Editorial: One more computer headache
Monday, Oct. 18, 1999 | 9:20 a.m.
It isn't just the state Department of Motor Vehicles that is experiencing a nightmare with a new computer system developed by the national company Deloitte and Touche. A system costing at least $20 million that was designed for Clark County Family Court Services by Deloitte and Touche also is being severely hampered by glitches.
County officials contend that the computer system installed in 1998 is working well, but a number of sources told the Sun's Ed Koch in a Friday story that isn't the case at all. In fact, they assert that the computer crashes frequently, causing delays; some records from the old system aren't getting transferred to the new system; because workers are spending so much time addressing bugs, there is a backlog of at least six months on the microfilming of delinquency and abuse and neglect cases; and other agency workers have changed data that juvenile clerks have recorded.

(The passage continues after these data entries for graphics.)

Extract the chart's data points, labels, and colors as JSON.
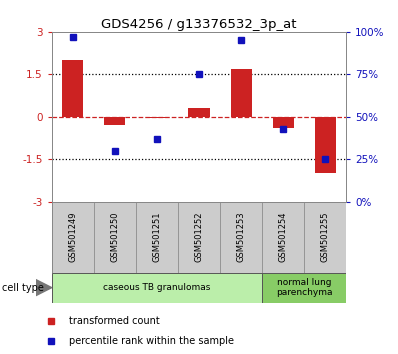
{
  "title": "GDS4256 / g13376532_3p_at",
  "samples": [
    "GSM501249",
    "GSM501250",
    "GSM501251",
    "GSM501252",
    "GSM501253",
    "GSM501254",
    "GSM501255"
  ],
  "red_values": [
    2.0,
    -0.3,
    -0.05,
    0.3,
    1.7,
    -0.4,
    -2.0
  ],
  "blue_values": [
    97,
    30,
    37,
    75,
    95,
    43,
    25
  ],
  "ylim_left": [
    -3,
    3
  ],
  "ylim_right": [
    0,
    100
  ],
  "yticks_left": [
    -3,
    -1.5,
    0,
    1.5,
    3
  ],
  "ytick_labels_left": [
    "-3",
    "-1.5",
    "0",
    "1.5",
    "3"
  ],
  "yticks_right": [
    0,
    25,
    50,
    75,
    100
  ],
  "ytick_labels_right": [
    "0%",
    "25%",
    "50%",
    "75%",
    "100%"
  ],
  "red_color": "#cc2222",
  "blue_color": "#1111bb",
  "bar_width": 0.5,
  "cell_groups": [
    {
      "label": "caseous TB granulomas",
      "start": 0,
      "end": 5,
      "color": "#bbeeaa"
    },
    {
      "label": "normal lung\nparenchyma",
      "start": 5,
      "end": 7,
      "color": "#88cc66"
    }
  ],
  "legend_items": [
    {
      "label": "transformed count",
      "color": "#cc2222"
    },
    {
      "label": "percentile rank within the sample",
      "color": "#1111bb"
    }
  ],
  "cell_type_label": "cell type",
  "bg_color": "#ffffff",
  "plot_bg": "#ffffff",
  "xticklabel_bg": "#cccccc",
  "xticklabel_border": "#888888"
}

Unlike the problems that were discovered within days after DMV unveiled its system, the snags affecting Family Court haven't gotten much attention until now. Yet the Family Court Services afflictions can be even more tragic than those riddling DMV because Family Court Services is monitoring delinquent and abused and neglected children. Even though officials don't believe there is a problem, it's time for them to sit up and take notice.
Government agencies increasingly are contracting with private vendors to perform work, including implementing new computer systems. The question is whether this is just the tip of the iceberg. Some state legislators with computer backgrounds do have ideas regarding long-term solutions to the state's needs.
Assemblyman Bob Beers, R-Las Vegas, the president of a computer consulting firm, believes this state would do better if it simply bought proven computer systems implemented by other states, instead of trying to invent the wheel by creating its own version. Sen. Bill O'Donnell, R-Las Vegas, believes government agencies could develop these computer programs in-house, paying state employees salaries that are competitive with the private sector. Not only would state employees have "ownership" in the new system, there also is greater accountability instead of hiring an outside consultant, according to O'Donnell. Both Beers' and O'Donnell's ideas have merit and the next Legislature should pursue these options rather than following the existing course of hiring outside firms to create tailor-made programs for government agencies, a path that too often lately has been littered with failures.